La Asunción, «signo luminoso» en un mundo que vive como si Dios no existiera
Castel Gandolfo, 16 de agosto 2006.
La Revolución de Dios
Benedicto XVI

Queridos hermanos y hermanas:

        Nuestra acostumbrada cita semanal del miércoles tiene lugar hoy en el clima de la solemnidad de la Asunción de la Virgen María. Quisiera, por tanto, invitaros a dirigir la mirada una vez más a nuestra Madre celestial, que la liturgia nos presentó triunfante con Cristo en el Cielo. Esta fiesta ha sido siempre muy querida por el pueblo cristiano, desde los primeros siglos del cristianismo. Como ya se sabe, celebra la glorificación incluso corporal de esa criatura a la que Dios escogió como su Madre y que Jesús en la Cruz entregó como Madre a toda la humanidad.

        La Asunción evoca un misterio que nos afecta a cada uno de nosotros pues, como afirma el Concilio Vaticano II, María «antecede con su luz al Pueblo de Dios peregrinante como signo de esperanza y de consuelo» («Lumen gentium», 68). Estamos tan sumergidos en las vicisitudes de todos los días que a veces olvidamos esta consoladora realidad espiritual, que constituye una importante verdad de fe.

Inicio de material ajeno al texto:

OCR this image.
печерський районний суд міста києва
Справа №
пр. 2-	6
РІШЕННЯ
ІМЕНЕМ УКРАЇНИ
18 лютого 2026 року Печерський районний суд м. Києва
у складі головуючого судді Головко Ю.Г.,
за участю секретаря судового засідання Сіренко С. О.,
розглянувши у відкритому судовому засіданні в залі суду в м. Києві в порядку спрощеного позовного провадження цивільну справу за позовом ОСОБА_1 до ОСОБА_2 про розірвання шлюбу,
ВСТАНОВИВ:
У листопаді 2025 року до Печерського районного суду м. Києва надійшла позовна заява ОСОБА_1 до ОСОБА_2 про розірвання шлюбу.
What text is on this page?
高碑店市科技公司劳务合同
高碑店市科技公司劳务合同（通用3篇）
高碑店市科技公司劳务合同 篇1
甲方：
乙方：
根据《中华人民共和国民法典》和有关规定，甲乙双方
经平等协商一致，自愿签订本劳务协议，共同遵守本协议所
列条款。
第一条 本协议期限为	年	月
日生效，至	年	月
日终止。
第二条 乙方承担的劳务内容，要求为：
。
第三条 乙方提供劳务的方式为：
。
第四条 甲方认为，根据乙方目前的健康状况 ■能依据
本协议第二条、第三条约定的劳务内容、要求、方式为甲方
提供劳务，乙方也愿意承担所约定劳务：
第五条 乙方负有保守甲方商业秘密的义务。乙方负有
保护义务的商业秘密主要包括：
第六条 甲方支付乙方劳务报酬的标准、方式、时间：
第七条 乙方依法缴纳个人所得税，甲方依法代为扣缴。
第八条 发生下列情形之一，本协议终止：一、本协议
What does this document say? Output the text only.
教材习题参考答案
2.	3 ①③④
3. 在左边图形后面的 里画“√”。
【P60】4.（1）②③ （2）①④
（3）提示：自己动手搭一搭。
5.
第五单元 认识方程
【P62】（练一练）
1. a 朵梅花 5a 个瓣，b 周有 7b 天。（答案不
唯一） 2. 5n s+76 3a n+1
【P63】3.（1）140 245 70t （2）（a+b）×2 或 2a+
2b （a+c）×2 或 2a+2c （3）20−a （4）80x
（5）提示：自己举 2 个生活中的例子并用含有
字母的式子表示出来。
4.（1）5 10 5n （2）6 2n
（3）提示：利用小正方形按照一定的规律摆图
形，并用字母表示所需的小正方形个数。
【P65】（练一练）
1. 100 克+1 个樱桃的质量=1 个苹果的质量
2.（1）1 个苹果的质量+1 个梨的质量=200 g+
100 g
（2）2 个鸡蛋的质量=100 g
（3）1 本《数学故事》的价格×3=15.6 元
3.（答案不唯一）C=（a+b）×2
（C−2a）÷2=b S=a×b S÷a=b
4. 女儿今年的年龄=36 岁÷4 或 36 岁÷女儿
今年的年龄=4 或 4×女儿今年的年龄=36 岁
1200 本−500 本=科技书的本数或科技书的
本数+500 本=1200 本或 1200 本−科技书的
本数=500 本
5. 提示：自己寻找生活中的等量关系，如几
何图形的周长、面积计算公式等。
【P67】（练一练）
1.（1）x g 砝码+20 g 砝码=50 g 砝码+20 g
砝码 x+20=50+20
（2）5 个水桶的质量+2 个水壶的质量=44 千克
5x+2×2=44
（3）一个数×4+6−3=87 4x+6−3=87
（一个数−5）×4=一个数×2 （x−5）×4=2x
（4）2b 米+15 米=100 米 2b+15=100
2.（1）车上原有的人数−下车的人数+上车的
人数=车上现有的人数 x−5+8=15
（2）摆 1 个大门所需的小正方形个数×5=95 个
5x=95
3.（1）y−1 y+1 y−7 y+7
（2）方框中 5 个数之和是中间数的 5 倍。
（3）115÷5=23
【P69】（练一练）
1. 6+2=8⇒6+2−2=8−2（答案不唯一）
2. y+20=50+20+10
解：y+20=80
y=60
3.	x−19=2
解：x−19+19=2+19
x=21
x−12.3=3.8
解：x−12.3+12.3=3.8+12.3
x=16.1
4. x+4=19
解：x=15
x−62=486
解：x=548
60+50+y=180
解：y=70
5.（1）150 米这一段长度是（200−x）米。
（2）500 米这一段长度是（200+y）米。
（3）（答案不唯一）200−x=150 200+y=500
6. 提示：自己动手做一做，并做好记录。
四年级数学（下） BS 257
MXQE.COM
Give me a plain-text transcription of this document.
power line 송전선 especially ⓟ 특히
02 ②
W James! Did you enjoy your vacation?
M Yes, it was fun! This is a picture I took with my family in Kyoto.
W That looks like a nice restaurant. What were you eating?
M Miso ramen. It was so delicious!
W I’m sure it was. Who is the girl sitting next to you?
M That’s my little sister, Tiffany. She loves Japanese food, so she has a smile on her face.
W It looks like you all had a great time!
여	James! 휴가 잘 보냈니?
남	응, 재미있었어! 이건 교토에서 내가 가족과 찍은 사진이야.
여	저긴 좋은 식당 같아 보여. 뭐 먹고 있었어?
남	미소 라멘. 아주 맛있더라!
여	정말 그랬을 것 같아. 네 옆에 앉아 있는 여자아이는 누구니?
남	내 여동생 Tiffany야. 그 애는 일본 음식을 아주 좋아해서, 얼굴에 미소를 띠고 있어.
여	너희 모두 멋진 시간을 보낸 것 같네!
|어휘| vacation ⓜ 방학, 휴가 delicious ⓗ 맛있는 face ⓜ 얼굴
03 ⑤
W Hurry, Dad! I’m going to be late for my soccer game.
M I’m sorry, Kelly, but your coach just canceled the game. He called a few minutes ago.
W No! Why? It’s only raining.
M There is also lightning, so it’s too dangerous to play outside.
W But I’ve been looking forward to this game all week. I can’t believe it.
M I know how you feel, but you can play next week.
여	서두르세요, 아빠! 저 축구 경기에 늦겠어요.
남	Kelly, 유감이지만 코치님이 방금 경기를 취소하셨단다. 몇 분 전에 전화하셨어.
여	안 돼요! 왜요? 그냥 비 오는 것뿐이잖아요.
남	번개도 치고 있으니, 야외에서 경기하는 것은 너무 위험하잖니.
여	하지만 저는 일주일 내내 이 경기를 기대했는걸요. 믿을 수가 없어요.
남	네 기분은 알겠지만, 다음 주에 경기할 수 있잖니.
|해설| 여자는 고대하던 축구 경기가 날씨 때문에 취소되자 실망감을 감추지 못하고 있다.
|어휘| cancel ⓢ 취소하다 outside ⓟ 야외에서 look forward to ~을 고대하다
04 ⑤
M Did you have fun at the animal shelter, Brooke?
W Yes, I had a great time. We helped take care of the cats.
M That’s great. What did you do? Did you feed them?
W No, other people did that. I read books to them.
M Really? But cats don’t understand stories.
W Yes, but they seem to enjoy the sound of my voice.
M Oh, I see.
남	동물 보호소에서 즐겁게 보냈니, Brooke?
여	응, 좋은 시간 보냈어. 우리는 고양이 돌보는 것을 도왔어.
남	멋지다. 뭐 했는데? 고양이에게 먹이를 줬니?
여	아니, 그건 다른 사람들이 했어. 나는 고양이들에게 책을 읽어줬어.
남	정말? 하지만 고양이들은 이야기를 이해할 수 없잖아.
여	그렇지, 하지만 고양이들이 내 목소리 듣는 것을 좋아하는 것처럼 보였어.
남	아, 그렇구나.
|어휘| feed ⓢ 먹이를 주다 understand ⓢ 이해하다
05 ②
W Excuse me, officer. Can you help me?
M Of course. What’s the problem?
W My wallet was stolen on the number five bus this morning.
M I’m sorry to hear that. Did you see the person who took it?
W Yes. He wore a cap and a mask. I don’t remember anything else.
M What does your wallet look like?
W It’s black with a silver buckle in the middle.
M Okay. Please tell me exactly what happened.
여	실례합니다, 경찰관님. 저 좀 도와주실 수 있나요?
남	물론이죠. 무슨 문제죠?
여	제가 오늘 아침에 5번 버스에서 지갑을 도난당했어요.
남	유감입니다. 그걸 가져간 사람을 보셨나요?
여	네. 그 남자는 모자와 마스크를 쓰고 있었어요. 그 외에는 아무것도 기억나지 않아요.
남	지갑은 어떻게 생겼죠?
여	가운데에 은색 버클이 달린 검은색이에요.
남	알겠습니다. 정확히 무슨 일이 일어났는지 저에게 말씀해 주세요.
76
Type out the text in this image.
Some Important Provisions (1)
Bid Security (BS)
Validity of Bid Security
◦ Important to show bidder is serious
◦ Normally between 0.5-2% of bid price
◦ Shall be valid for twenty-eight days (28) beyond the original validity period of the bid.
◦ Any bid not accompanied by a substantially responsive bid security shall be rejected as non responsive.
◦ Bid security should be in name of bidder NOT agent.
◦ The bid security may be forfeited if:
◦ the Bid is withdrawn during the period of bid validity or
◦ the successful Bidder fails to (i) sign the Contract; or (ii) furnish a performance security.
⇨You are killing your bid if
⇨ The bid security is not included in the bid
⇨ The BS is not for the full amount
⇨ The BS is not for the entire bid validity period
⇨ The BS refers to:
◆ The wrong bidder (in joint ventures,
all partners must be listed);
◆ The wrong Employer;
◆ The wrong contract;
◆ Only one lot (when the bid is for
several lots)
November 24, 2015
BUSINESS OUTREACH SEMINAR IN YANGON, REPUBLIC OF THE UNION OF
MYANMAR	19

        ¿Cómo es posible hacer que este signo luminoso de esperanza sea percibido cada vez más por la sociedad actual? Hoy hay quien vive como si nunca debiera morir o como si todo acabara con la muerte; algunos se comportan considerando que el hombre es el único artífice de su destino, como si Dios no existiera, llegando a negar, en ocasiones, que haya espacio para Él en nuestro mundo. Los grandes éxitos de la técnica y de la ciencia, que han mejorado notablemente las condiciones de vida de la humanidad, no ofrecen soluciones a las preguntas más profundas del espíritu humano. Sólo la apertura al misterio de Dios, que es Amor, puede saciar la sed de verdad y de felicidad de nuestro corazón, sólo la perspectiva de la eternidad puede dar auténtico valor a los acontecimientos históricos y sobre todo al misterio de la fragilidad humana, del sufrimiento y de la muerte.

        Al contemplar a María en la gloria celestial, comprendemos también que la tierra no es nuestra patria definitiva y que, si vivimos constantemente orientados hacia los bienes eternos, un día compartiremos su misma gloria. Por este motivo, a pesar de las miles dificultades cotidianas, no tenemos que perder la serenidad ni la paz. El signo luminoso de la Asunción al cielo resplandece todavía más cuando parece que en el horizonte se agolpan sombras tristes de dolor y de violencia. Estamos seguros: desde lo alto, María sigue nuestros pasos con dulce trepidación, nos da serenidad en la hora de la oscuridad y de la tempestad, nos da seguridad con su mano maternal. Apoyados en esta convicción, continuamos con confianza nuestro camino de compromiso cristiano allá donde nos lleva la Providencia.